Herr Teipel, am heutigen Aschermittwoch beginnt die Fastenzeit. Worauf verzichten Sie?

Ich verzichte in der Regel nicht nur auf eine Sache, sondern versuche, bewusster zu leben. Ein Freund von mir ist ein Vorbild. Er besuchte in der Fastenzeit jeden Tag einen kranken Freund im Krankenhaus. Das ist viel sinnvoller, als auf Schokolade und Alkohol zu verzichten – aber das mache ich auch. Wichtig ist mir in diesen Tagen, intensiver geistliche Literatur zu lesen. Für mich ist die Fastenzeit also eher eine Zeit für etwas als ohne etwas.

Was gewinnt man, wenn man doch bewusst auf etwas verzichtet?

Man lernt sich nochmal neu kennen: Wo geht meine Sehnsucht hin, wovon bin ich abhängig, was fehlt mir? Ich glaube, viele Menschen wissen sehr gut, was ihnen gut täte, sie tun es aber nicht unbedingt. Eine solche Zeit, in der sich auch andere Menschen umstellen, kann das stärken.

Als Priester verzichtet man auch bewusst auf eine Partnerschaft, auf Familie. Ist das noch zeitgemäß?

Ich verzichte nicht auf Familie. Ich habe eine Familie und bin mehrfach Patenonkel. Ich lebe nicht beziehungslos, habe aber keine so exklusive Beziehung wie in einer Partnerschaft oder mit eigenen Kindern. Das spüre ich durchaus als Verlust.

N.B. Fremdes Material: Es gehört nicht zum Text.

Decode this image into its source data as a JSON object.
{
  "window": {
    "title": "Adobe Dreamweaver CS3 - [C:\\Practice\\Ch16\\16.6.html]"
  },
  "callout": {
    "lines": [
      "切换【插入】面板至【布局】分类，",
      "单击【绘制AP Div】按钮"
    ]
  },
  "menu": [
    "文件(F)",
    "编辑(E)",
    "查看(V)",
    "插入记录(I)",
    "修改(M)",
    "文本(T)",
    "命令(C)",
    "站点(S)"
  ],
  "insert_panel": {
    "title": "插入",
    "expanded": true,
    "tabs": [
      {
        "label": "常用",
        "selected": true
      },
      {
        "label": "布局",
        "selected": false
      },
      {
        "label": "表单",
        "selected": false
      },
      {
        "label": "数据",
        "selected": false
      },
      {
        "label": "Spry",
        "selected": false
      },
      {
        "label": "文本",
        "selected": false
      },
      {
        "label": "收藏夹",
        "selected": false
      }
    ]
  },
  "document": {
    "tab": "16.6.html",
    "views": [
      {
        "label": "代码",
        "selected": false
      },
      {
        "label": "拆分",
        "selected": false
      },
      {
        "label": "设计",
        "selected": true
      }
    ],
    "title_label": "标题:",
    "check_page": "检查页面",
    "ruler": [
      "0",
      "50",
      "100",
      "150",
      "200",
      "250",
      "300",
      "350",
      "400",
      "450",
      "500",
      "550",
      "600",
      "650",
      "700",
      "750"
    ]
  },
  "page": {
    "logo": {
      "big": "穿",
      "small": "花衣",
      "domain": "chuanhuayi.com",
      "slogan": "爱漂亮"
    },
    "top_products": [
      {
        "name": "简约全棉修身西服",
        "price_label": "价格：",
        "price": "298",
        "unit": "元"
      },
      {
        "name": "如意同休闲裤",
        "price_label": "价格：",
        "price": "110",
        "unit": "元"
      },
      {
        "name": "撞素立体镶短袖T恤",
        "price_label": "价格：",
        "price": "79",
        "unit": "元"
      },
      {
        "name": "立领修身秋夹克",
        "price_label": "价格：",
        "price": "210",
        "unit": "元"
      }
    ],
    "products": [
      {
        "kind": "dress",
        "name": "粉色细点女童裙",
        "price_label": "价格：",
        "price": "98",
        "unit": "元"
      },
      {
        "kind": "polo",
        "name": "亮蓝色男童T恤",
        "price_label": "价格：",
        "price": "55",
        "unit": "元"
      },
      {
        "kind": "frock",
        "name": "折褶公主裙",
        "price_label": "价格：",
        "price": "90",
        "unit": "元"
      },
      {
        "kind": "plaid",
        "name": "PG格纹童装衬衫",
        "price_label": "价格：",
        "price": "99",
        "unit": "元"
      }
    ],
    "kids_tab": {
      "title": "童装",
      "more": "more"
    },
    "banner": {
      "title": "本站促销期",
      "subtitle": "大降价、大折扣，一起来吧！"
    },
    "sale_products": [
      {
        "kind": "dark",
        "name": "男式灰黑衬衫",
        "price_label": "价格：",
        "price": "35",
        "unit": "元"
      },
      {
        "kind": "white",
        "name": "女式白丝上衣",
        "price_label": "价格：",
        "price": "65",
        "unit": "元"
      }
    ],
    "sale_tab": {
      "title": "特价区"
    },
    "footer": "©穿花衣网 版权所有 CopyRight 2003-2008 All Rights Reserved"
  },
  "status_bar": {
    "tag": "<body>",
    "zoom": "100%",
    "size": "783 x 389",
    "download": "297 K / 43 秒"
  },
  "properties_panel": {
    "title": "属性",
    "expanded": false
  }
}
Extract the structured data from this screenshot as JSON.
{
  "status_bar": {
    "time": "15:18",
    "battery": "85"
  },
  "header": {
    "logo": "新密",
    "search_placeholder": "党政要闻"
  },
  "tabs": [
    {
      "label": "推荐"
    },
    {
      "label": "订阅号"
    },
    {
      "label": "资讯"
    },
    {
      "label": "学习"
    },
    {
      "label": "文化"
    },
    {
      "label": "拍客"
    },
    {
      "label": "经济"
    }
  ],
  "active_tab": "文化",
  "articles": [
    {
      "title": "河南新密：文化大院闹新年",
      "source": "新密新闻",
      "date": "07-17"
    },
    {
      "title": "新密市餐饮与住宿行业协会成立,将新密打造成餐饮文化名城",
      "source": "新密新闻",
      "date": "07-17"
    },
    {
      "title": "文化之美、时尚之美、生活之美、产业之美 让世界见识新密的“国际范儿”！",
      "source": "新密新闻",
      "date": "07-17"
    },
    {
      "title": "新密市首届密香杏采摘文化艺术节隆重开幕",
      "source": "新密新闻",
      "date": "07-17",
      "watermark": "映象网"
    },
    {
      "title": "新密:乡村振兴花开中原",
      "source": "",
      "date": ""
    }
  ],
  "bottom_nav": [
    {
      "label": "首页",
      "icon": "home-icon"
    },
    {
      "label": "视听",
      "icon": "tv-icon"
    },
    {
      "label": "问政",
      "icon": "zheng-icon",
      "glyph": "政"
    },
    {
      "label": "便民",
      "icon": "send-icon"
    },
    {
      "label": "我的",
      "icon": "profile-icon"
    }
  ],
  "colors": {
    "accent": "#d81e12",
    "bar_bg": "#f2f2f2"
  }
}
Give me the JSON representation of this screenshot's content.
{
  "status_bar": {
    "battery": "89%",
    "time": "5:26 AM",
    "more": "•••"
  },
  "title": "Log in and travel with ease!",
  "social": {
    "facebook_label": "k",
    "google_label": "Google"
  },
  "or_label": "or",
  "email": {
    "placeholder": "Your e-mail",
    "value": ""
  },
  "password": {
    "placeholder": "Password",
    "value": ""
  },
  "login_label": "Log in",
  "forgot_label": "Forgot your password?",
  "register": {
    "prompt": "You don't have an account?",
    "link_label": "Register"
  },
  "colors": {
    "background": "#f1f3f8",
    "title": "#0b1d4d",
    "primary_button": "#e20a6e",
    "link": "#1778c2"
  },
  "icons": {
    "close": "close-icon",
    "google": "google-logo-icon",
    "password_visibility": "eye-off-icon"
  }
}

Im Gespräch mit SÜDKURIER-Redakteurin Kirsten Astor bespricht Michael Teipel die großen Herausforderungen der katholischen Kirche ...
Im Gespräch mit SÜDKURIER-Redakteurin Kirsten Astor bespricht Michael Teipel die großen Herausforderungen der katholischen Kirche genauso wie die ganz eigenen Zweifel und Sehnsüchte. | Bild: Hanser, Oliver

Warum tut sich die katholische Kirche immer noch so schwer damit, den Zölibat loszulassen?

Ob man zölibatär leben muss, um Priester sein zu können, wird immer wieder diskutiert. Der Pflichtzölibat wurde erst vor rund 900 Jahren eingeführt. Für mich persönlich erlebe ich diese Lebensform als passend. Der Zölibat hält wach, weil man sich nicht in die eigene Beziehung zurückziehen kann; man ist auf das Außen ausgerichtet, das ist auch eine Chance. Der Zölibat ist aber kein Grundgesetz. Ich glaube an die Aussagen im Glaubensbekenntnis und da steht nichts vom Zölibat. Er ist, wie auch die Weihe für Frauen, zugleich eine kulturelle Frage.

In Afrika und Teilen Asiens wäre das Frauenpriestertum eine riesige Herausforderung. Hier in Europa verstehen sehr viele gläubige Frauen und auch Männer nicht, warum man nicht weiter ist. Da sich die katholische Kirche aber als Weltkirche versteht, ist es vermintes Gelände. Ich beneide den Papst nicht, dessen Hauptaufgabe die Bewahrung der Einheit ist. Die Frage ist wohl, ob es verschiedene Formen geben kann, ohne dass die Einheit der Kirche in Frage gestellt wird. Ich persönlich bin für vieles offen.

Die Kirche ist ohnehin im Umbruch, bei der Kirchenentwicklung 2030 werden Pfarreien zusammengelegt, Ämter neu verteilt. Das bringt der Kirche sicher Vorteile, aber viele Menschen sehen noch nicht, was sie davon haben.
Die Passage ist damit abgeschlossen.